Custom Sparse MAE Metric for Regression

I’m struggling to write a custom metric due to limitation surrounding symbolic tf.Tensor.


I’m training regression network to predict multiple values (think: price, height, weight, …). I have normalized all input values to be between [0,1] and all my target values (in the dataset) to be between [-1, 1]. Then I have a de-normalization function that scales the [-1,1] to a realistic values.

Unfortunately my dataset is very sparse.

  • For the input side I’m using one-hot encoded variables (each variable has a corresponding one-hot parameter that indicates if it present). This seems to be working on my experiments with synthetic data.
  • For the output side I made sure to use all complete (where all target values are present) in the training set, but the sparse ones (where some target values are missing) in the validation set.

This means that my validation curve on the mae-epoch graph is non-existent due to countless NaNs in the computation.

My idea was to write custom metric functions for the different target values. One for price, one for the height, one for weight, and etc. Each of these custom metrics values would only calculate the mae in situations that it exists in the dataset.

But I can’t seem to figure out how to drop the data-points where there are NaNs.


How do I write a sparse mean absolute error metric.

One that only uses data points that are present in the y_true tensor.

def met_mae_price(y_true, y_pred):
   y_true = y_true[:,0]
   y_pred = y_pred[:,0]

   # I'm trying to drop from both tensors any values that are NaNs in y_true
   mask = tf.vectorized_map(lambda x: not np.isnan(x), y_true)
   y_true = tf.boolean_mask(y_true, mask)
   y_pred = tf.boolean_mask(y_pred, mask)
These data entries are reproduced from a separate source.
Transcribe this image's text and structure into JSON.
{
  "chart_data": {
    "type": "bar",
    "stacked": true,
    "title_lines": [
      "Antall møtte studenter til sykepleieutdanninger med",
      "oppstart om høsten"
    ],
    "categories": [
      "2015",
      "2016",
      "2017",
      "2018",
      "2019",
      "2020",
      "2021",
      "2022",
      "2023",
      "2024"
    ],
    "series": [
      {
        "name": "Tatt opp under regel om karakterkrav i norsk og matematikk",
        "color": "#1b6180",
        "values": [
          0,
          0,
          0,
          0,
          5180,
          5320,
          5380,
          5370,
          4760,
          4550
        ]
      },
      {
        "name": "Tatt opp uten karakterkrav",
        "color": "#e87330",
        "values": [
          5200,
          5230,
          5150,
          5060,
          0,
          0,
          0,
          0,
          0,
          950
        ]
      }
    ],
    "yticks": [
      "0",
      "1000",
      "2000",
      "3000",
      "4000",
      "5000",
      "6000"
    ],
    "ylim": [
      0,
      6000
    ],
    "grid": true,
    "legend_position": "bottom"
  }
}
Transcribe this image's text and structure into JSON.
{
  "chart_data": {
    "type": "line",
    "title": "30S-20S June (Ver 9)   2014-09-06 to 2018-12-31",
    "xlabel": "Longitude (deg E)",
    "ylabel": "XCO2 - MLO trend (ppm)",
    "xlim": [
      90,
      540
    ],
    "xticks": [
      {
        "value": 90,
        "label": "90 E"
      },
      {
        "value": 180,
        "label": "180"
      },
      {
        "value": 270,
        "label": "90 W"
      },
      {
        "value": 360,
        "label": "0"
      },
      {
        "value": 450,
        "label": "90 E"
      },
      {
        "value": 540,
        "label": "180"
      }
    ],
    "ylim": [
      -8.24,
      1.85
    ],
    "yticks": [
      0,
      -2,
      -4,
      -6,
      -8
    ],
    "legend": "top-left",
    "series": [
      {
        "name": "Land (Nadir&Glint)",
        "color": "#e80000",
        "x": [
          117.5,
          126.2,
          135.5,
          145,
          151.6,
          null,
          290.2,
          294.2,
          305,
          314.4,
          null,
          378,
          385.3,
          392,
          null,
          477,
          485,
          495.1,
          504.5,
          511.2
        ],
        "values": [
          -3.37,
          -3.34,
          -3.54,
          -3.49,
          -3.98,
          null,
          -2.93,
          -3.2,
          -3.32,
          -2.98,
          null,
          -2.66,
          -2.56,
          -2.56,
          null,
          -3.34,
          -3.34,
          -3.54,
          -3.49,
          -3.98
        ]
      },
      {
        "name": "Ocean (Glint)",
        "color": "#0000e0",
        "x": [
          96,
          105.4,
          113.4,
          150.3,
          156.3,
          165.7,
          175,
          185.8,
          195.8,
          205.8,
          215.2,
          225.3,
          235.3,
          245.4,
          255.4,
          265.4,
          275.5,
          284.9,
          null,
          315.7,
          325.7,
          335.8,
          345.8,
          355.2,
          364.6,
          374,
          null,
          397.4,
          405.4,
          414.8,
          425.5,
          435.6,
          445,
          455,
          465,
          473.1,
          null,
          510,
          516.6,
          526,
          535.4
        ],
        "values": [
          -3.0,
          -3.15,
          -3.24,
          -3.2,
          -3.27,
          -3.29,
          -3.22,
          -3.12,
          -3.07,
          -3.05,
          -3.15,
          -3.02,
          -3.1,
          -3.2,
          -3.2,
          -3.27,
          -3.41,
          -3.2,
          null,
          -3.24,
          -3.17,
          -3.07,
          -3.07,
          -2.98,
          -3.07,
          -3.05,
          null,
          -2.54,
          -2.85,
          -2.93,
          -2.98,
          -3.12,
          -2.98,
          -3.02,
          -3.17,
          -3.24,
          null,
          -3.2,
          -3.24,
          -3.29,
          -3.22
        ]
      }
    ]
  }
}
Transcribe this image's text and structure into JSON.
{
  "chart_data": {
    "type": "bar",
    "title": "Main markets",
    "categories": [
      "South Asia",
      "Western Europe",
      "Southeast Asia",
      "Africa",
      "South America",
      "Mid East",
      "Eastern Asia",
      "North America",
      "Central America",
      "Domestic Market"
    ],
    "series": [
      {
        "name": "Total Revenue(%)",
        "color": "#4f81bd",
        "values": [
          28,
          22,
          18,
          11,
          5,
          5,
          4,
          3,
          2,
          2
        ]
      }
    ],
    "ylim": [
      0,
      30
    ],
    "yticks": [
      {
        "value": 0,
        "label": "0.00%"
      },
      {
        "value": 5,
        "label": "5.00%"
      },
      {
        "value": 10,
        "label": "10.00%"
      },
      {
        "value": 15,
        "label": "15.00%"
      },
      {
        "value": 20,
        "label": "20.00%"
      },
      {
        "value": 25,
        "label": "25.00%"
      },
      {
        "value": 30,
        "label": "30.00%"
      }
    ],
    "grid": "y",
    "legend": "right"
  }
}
   mae = tf.keras.metrics.MeanAbsoluteError()
   mae.update_state(y_true, y_pred)
   return mae.result()

I’ve tried lots of different approaches, but always get lots of different errors. Mostly that I can’t iterate, but also that I can’t pass Tensors to NumPy calls. I keep reading the API documentation trying to find a way to do this, but don’t seem to be able to figure it out.

Can someone help please?